Why I'm trying to max out AI token usage in software delivery
The real metric for AI-native software delivery is not lower token spend. It is higher tokens per completed loop: shipped product, verified deploy, public artifact, and a stronger operating system.
Most people are trying to reduce AI token usage.
I think that is backward.
The metric that matters is not tokens spent. It is tokens per completed loop. If a bigger token bill buys a shipped feature, a verified deploy, a tested workflow, a published artifact, and a tighter operating system, then the right move is to spend more tokens, not fewer.
That sounds irresponsible only if you are still treating AI like autocomplete.
Once AI becomes the execution layer, token spend stops behaving like chat overhead and starts behaving like operating budget.
The repo already shows the difference
The local numbers on this machine are strong enough to make the point without fiction.

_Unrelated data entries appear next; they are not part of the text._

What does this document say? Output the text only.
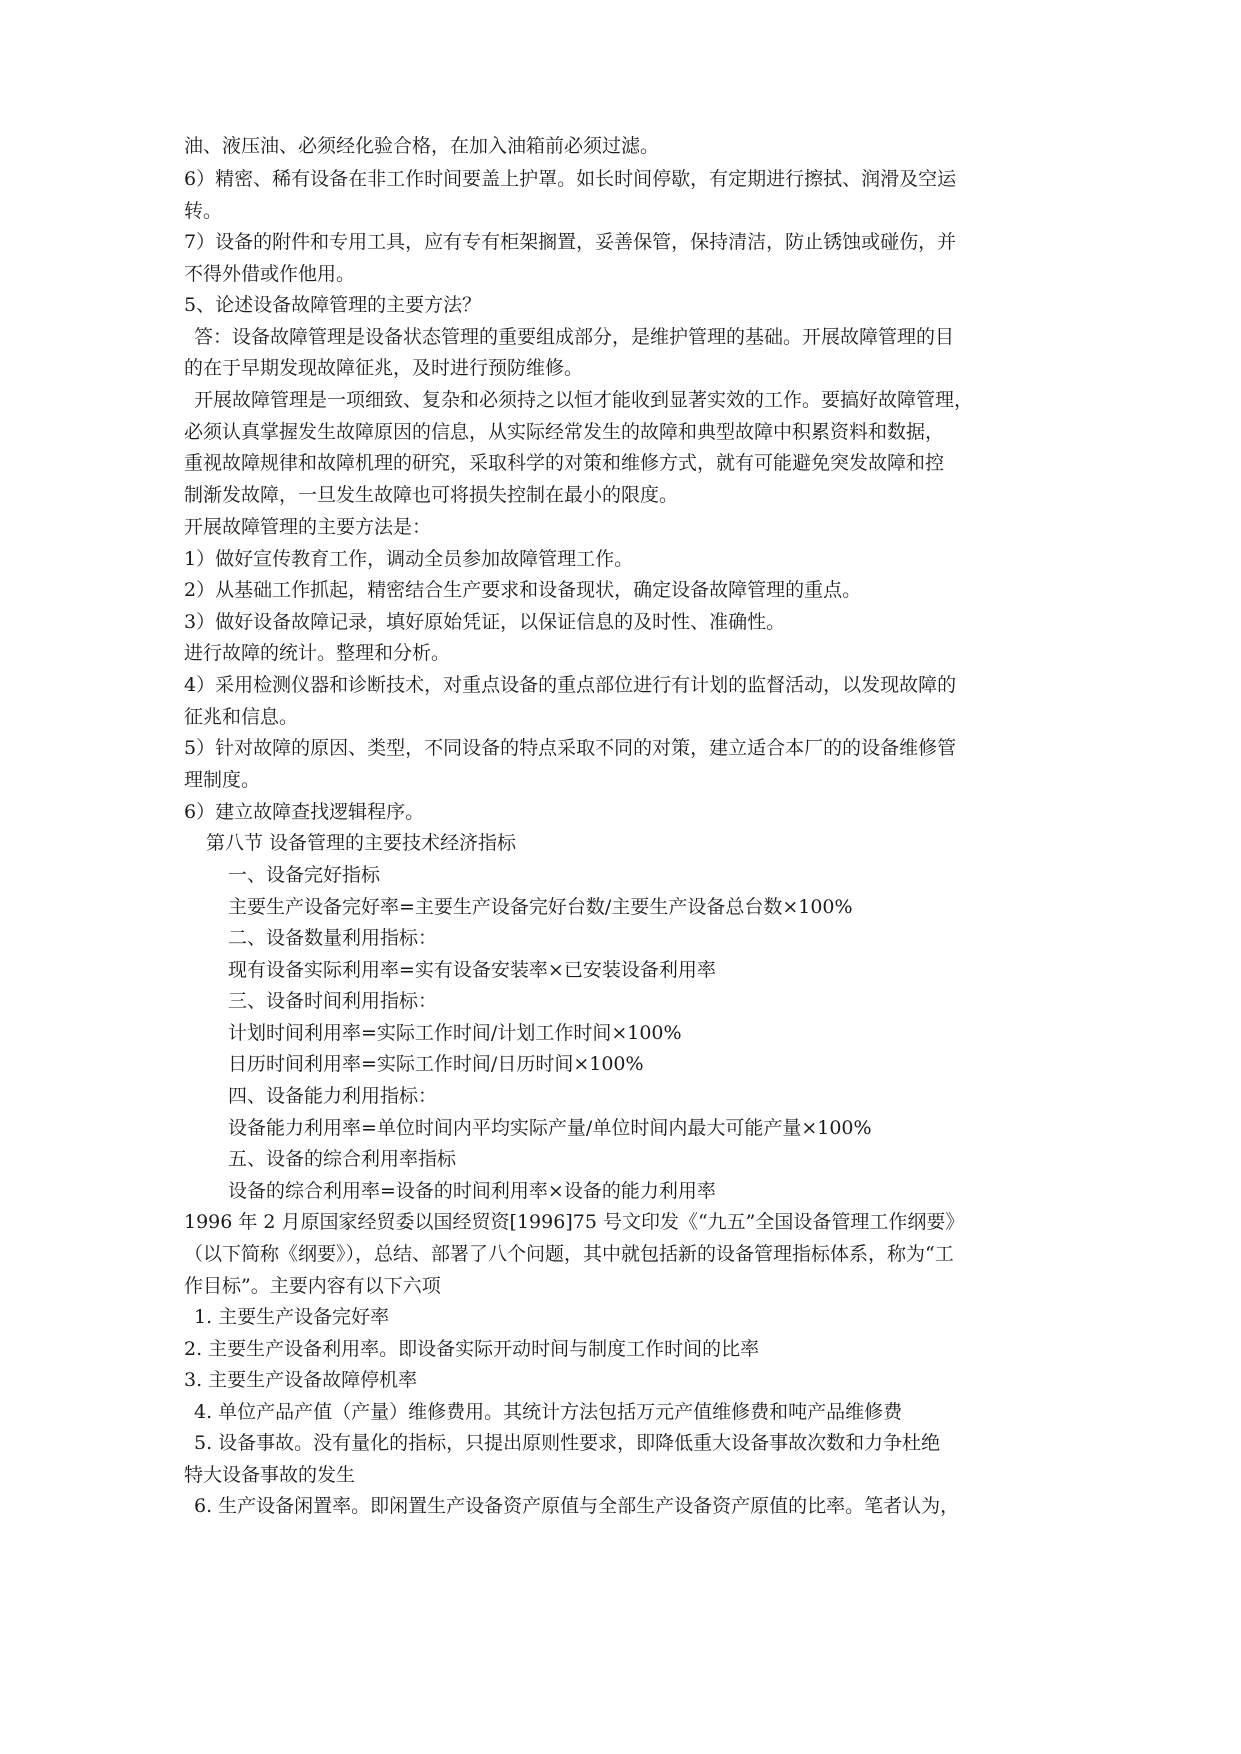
油、液压油、必须经化验合格，在加入油箱前必须过滤。
6）精密、稀有设备在非工作时间要盖上护罩。如长时间停歇，有定期进行擦拭、润滑及空运
转。
7）设备的附件和专用工具，应有专有柜架搁置，妥善保管，保持清洁，防止锈蚀或碰伤，并
不得外借或作他用。
5、论述设备故障管理的主要方法？
答：设备故障管理是设备状态管理的重要组成部分，是维护管理的基础。开展故障管理的目
的在于早期发现故障征兆，及时进行预防维修。
开展故障管理是一项细致、复杂和必须持之以恒才能收到显著实效的工作。要搞好故障管理，
必须认真掌握发生故障原因的信息，从实际经常发生的故障和典型故障中积累资料和数据，
重视故障规律和故障机理的研究，采取科学的对策和维修方式，就有可能避免突发故障和控
制渐发故障，一旦发生故障也可将损失控制在最小的限度。
开展故障管理的主要方法是：
1）做好宣传教育工作，调动全员参加故障管理工作。
2）从基础工作抓起，精密结合生产要求和设备现状，确定设备故障管理的重点。
3）做好设备故障记录，填好原始凭证，以保证信息的及时性、准确性。
进行故障的统计。整理和分析。
4）采用检测仪器和诊断技术，对重点设备的重点部位进行有计划的监督活动，以发现故障的
征兆和信息。
5）针对故障的原因、类型，不同设备的特点采取不同的对策，建立适合本厂的的设备维修管
理制度。
6）建立故障查找逻辑程序。
第八节 设备管理的主要技术经济指标
一、设备完好指标
主要生产设备完好率=主要生产设备完好台数/主要生产设备总台数×100%
二、设备数量利用指标：
现有设备实际利用率=实有设备安装率×已安装设备利用率
三、设备时间利用指标：
计划时间利用率=实际工作时间/计划工作时间×100%
日历时间利用率=实际工作时间/日历时间×100%
四、设备能力利用指标：
设备能力利用率=单位时间内平均实际产量/单位时间内最大可能产量×100%
五、设备的综合利用率指标
设备的综合利用率=设备的时间利用率×设备的能力利用率
1996 年 2 月原国家经贸委以国经贸资[1996]75 号文印发《“九五”全国设备管理工作纲要》
（以下简称《纲要》），总结、部署了八个问题，其中就包括新的设备管理指标体系，称为“工
作目标”。主要内容有以下六项
1. 主要生产设备完好率
2. 主要生产设备利用率。即设备实际开动时间与制度工作时间的比率
3. 主要生产设备故障停机率
4. 单位产品产值（产量）维修费用。其统计方法包括万元产值维修费和吨产品维修费
5. 设备事故。没有量化的指标，只提出原则性要求，即降低重大设备事故次数和力争杜绝
特大设备事故的发生
6. 生产设备闲置率。即闲置生产设备资产原值与全部生产设备资产原值的比率。笔者认为，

Codex logged 2.84 billion tokens over the last 30 days across 125 threads. The biggest spike was March 19, 2026, with 1.19 billion tokens in a single day. Inside the infoproducts workspace alone, Codex used 888.9 million tokens since March 17. Almost all of that came from gpt-5.4 running at xhigh reasoning, and two explorer subagent threads alone consumed 192.4 million tokens inside this workspace on March 21.
Claude's local session metadata tells the same story from the other side. In the same 30-day window it logged only 40,782 tokens total, with 21,532 inside infoproducts. Codex became the heavy execution lane. Claude stayed a much lighter planning and editing lane.
That token spend did not produce more chat.
It produced more finished loops.
Since March 19, apps/lmachine has shipped 47 commits, added 53,093 lines, removed 1,228, and moved without pull-request theater. The repo now contains 26 tracked posts, including 17 build logs and 9 blog posts. The work did not stay trapped in git history either. It was converted into public narrative, build logs, tests, and operator rules.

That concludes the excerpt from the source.